Еще раз поцеловались наскоро, и Алеша уже было вышел, как вдруг Митя кликнул его опять:

— Становись предо мной, вот так.

И он опять крепко схватил Алешу обеими руками за плечи. Лицо его стало вдруг совсем бледно, так что почти в темноте это было страшно заметно. Губы перекосились, взгляд впился в Алешу.

— Алеша, говори мне полную правду, как пред господом богом: веришь ты, что я убил, или не веришь? Ты-то, сам-то ты, веришь или нет? Полную правду, не лги! — крикнул он ему исступленно.

Алешу как бы всего покачнуло, а в сердце его, он слышал это, как бы прошло что-то острое.

— Полно, что ты… — пролепетал было он как потерянный.

— Всю правду, всю, не лги! — повторил Митя.

— Ни единой минуты не верил, что ты убийца, — вдруг вырвалось дрожащим голосом из груди Алеши, и он поднял правую руку вверх, как бы призывая бога в свидетели своих слов. Блаженство озарило мгновенно всё лицо Мити.

— Спасибо тебе! — выговорил он протяжно, точно испуская вздох после обморока. — Теперь ты меня возродил… Веришь ли: до сих пор боялся спросить тебя, это тебя-то, тебя! Ну иди, иди! Укрепил ты меня на завтра, благослови тебя бог! Ну, ступай, люби Ивана! — вырвалось последним словом у Мити.
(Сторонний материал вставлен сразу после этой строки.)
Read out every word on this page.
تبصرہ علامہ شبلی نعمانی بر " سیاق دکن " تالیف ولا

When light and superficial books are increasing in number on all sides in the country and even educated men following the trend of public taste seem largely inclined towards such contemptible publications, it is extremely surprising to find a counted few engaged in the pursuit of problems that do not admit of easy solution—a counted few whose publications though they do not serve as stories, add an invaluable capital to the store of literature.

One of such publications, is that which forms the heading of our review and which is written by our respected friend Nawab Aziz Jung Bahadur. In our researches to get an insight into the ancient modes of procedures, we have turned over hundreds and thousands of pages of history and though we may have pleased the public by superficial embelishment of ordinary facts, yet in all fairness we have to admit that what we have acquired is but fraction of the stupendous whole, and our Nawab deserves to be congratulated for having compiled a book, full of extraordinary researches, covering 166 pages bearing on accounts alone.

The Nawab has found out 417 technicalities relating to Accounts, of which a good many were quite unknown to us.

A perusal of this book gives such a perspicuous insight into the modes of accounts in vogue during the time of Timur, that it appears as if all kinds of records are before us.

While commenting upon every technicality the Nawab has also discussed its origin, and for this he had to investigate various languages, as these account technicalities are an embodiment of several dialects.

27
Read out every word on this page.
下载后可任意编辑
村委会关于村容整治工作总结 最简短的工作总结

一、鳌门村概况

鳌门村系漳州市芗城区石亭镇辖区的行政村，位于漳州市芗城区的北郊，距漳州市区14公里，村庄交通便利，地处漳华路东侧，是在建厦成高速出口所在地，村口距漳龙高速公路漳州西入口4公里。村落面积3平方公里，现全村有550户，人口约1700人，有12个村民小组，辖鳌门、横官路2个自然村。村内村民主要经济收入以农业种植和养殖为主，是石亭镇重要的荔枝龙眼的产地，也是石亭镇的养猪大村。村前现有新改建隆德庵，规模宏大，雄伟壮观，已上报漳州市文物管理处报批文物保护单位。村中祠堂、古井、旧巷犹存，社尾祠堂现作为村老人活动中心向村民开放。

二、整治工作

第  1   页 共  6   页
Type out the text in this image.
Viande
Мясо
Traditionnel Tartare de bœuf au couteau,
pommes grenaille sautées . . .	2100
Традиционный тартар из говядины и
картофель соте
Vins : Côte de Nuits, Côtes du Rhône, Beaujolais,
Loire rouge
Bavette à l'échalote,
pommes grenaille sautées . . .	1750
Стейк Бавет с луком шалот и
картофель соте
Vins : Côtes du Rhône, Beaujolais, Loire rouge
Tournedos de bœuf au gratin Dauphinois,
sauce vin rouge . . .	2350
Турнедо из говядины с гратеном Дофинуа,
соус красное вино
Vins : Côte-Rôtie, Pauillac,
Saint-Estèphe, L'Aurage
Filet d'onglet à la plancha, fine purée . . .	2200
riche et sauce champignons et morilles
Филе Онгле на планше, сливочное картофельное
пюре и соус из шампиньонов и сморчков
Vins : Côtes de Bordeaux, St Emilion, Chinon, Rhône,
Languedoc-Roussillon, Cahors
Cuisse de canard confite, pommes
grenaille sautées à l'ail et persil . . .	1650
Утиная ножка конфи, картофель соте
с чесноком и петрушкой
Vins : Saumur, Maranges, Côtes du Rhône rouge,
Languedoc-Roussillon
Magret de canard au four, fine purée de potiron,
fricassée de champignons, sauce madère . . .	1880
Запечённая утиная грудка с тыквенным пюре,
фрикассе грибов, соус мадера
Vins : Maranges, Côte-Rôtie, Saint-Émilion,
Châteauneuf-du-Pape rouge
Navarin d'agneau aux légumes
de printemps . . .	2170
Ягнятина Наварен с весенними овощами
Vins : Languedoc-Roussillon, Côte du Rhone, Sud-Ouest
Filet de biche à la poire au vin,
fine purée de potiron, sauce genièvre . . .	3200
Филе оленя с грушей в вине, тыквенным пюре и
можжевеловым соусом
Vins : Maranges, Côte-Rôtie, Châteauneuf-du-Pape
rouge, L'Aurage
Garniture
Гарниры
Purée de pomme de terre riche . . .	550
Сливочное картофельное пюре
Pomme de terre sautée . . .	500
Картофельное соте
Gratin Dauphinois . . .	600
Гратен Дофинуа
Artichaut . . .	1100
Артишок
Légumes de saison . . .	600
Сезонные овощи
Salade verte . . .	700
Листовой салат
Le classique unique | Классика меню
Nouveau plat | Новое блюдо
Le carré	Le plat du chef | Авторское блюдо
Алеша вышел весь в слезах. Такая степень мнительности Мити, такая степень недоверия его даже к нему, к Алеше, — всё это вдруг раскрыло пред Алешей такую бездну безвыходного горя и отчаяния в душе его несчастного брата, какой он и не подозревал прежде. Глубокое, бесконечное сострадание вдруг охватило и измучило его мгновенно. Пронзенное сердце его страшно болело. «Люби Ивана!» — вспомнились ему вдруг сейчашние слова Мити. Да он и шел к Ивану. Ему еще утром страшно надо было видеть Ивана. Не менее, как Митя, его мучил Иван, а теперь, после свидания с братом, более чем когда-нибудь.

 

Бележки

[1] о мыслях не спорят (лат., шутливое).